In recent months, various international organizations have issued several warnings against the escalation of the crisis, as several countries providing shelter and assistance to Iraqi refugees are finding it difficult to absorb the steady influx. Amnesty International has called upon the international community, especially the United States and Europe, to take urgent and concrete action for confronting the crisis, and has concluded that the Middle East is at the brink of a major humanitarian crisis. In the same context, the United Nations has stated that billions of dollars worth of aid would be needed for providing assistance to Iraqi refugees. Therefore, starting on Tuesday, the UN convened an international conference in Geneva in which 60 countries deliberated over providing financial assistance and support for Iraqi refugees.

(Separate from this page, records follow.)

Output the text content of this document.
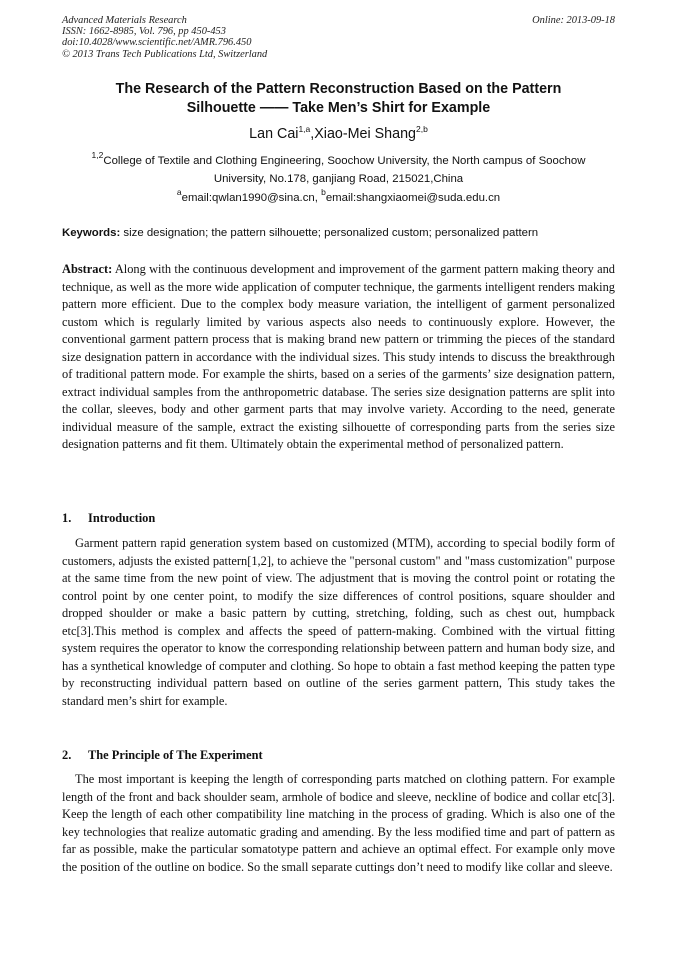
Advanced Materials Research
ISSN: 1662-8985, Vol. 796, pp 450-453
doi:10.4028/www.scientific.net/AMR.796.450
© 2013 Trans Tech Publications Ltd, Switzerland
Online: 2013-09-18
The Research of the Pattern Reconstruction Based on the Pattern
Silhouette —— Take Men’s Shirt for Example
Lan Cai$^{1,a}$,Xiao-Mei Shang$^{2,b}$
$^{1,2}$College of Textile and Clothing Engineering, Soochow University, the North campus of Soochow
University, No.178, ganjiang Road, 215021,China
$^a$email:qwlan1990@sina.cn, $^b$email:shangxiaomei@suda.edu.cn
Keywords: size designation; the pattern silhouette; personalized custom; personalized pattern
Abstract: Along with the continuous development and improvement of the garment pattern making theory and technique, as well as the more wide application of computer technique, the garments intelligent renders making pattern more efficient. Due to the complex body measure variation, the intelligent of garment personalized custom which is regularly limited by various aspects also needs to continuously explore. However, the conventional garment pattern process that is making brand new pattern or trimming the pieces of the standard size designation pattern in accordance with the individual sizes. This study intends to discuss the breakthrough of traditional pattern mode. For example the shirts, based on a series of the garments’ size designation pattern, extract individual samples from the anthropometric database. The series size designation patterns are split into the collar, sleeves, body and other garment parts that may involve variety. According to the need, generate individual measure of the sample, extract the existing silhouette of corresponding parts from the series size designation patterns and fit them. Ultimately obtain the experimental method of personalized pattern.
1. Introduction
Garment pattern rapid generation system based on customized (MTM), according to special bodily form of customers, adjusts the existed pattern[1,2], to achieve the "personal custom" and "mass customization" purpose at the same time from the new point of view. The adjustment that is moving the control point or rotating the control point by one center point, to modify the size differences of control positions, square shoulder and dropped shoulder or make a basic pattern by cutting, stretching, folding, such as chest out, humpback etc[3].This method is complex and affects the speed of pattern-making. Combined with the virtual fitting system requires the operator to know the corresponding relationship between pattern and human body size, and has a synthetical knowledge of computer and clothing. So hope to obtain a fast method keeping the patten type by reconstructing individual pattern based on outline of the series garment pattern, This study takes the standard men’s shirt for example.
2. The Principle of The Experiment
The most important is keeping the length of corresponding parts matched on clothing pattern. For example length of the front and back shoulder seam, armhole of bodice and sleeve, neckline of bodice and collar etc[3]. Keep the length of each other compatibility line matching in the process of grading. Which is also one of the key technologies that realize automatic grading and amending. By the less modified time and part of pattern as far as possible, make the particular somatotype pattern and achieve an optimal effect. For example only move the position of the outline on bodice. So the small separate cuttings don’t need to modify like collar and sleeve.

As the situation worsens for the millions of internally and externally displaced Iraqis, there is need for earnest and effective international action to address this alarming humanitarian situation, which is exacerbating the deteriorating security condition in Iraq. The recent calls issued by various humanitarian organizations should resonate throughout the world. If the world is unable to restore peace and security in Iraq for whatever reasons, it is demanded that it at least prevent a humanitarian crisis resulting from the situation. Such an action would not involve any political costs, but would only provide financial assistance to countries hosting the refugees and to those humanitarian organizations providing care and assistance to them. The aid would help in providing a decent life for the refugees and prevent them from fleeing the dread of terrorism and slaughter, only to face hunger, disease, and homelessness.

Although Iraqi refugees living abroad are presently in the spotlight, equal attention should be given to those Iraqis displaced within the country, which Amnesty International estimates to be as many as two million. Working for the refugees displaced within Iraq is a difficult proposition. The deteriorating security situation in the country prevents concerned humanitarian organizations from functioning inside Iraq. However, this should not be an excuse for ignoring the plight of the internally displaced refugees, because the problem they are confronting is even more acute and terrible.